Его слово значит все, оно несгибаемо, как самая прочная сталь. Если отец давал слово — значит это навсегда, и теперь, получив наконец это обещание, Марина опускается на стул с сияющей улыбкой на губах. Потому что знает, что все изменится вне зависимости от обстоятельств. Мы все знаем это. Все ведь уже изменилось…

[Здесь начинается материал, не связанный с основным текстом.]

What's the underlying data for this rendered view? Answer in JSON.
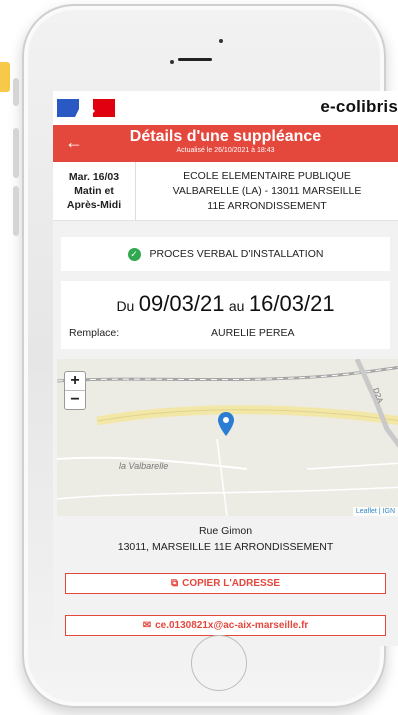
{
  "header": {
    "brand": "e-colibris",
    "title": "Détails d'une suppléance",
    "updated": "Actualisé le 26/10/2021 à 18:43",
    "back_icon": "back-arrow-icon"
  },
  "assignment": {
    "date": "Mar. 16/03",
    "time_1": "Matin et",
    "time_2": "Après-Midi",
    "school_line_1": "ECOLE ELEMENTAIRE PUBLIQUE",
    "school_line_2": "VALBARELLE (LA) - 13011 MARSEILLE",
    "school_line_3": "11E ARRONDISSEMENT"
  },
  "pv": {
    "label": "PROCES VERBAL D'INSTALLATION",
    "icon": "check-circle-icon",
    "color": "#2fa84f"
  },
  "period": {
    "from_prefix": "Du",
    "from": "09/03/21",
    "to_prefix": "au",
    "to": "16/03/21",
    "replaces_label": "Remplace:",
    "replaces_name": "AURELIE PEREA"
  },
  "map": {
    "zoom_in": "+",
    "zoom_out": "−",
    "place_label": "la Valbarelle",
    "road_label": "D2A",
    "attribution": "Leaflet | IGN",
    "marker_icon": "map-marker-icon"
  },
  "address": {
    "street": "Rue Gimon",
    "city": "13011, MARSEILLE 11E ARRONDISSEMENT"
  },
  "actions": {
    "copy_label": "COPIER L'ADRESSE",
    "email_label": "ce.0130821x@ac-aix-marseille.fr"
  },
  "colors": {
    "accent": "#e4473c",
    "flag_blue": "#2b59c3",
    "flag_red": "#e1000f"
  }
}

— Миша, это тебе, — сразу же второй конверт, который он передает сыну с улыбкой, — Тоже самое. Счет, плюс деньги на развитие твоего бизнеса. Знаю, что ты можешь сам, но надеюсь, что ты мне это простишь. Я не предлагаю тебе "АСтрой", знаю, как тебе претит все, что с этим связано, но я верю в тебя и в то, что ты можешь создать огромную сеть лучших ресторанов. Много лет я не говорил этого, теперь надеюсь, что еще не слишком поздно. Также внутри вы найдете дарственные на три квартиры моим внучкам, а еще на мой дом под Парижем. Он ваш.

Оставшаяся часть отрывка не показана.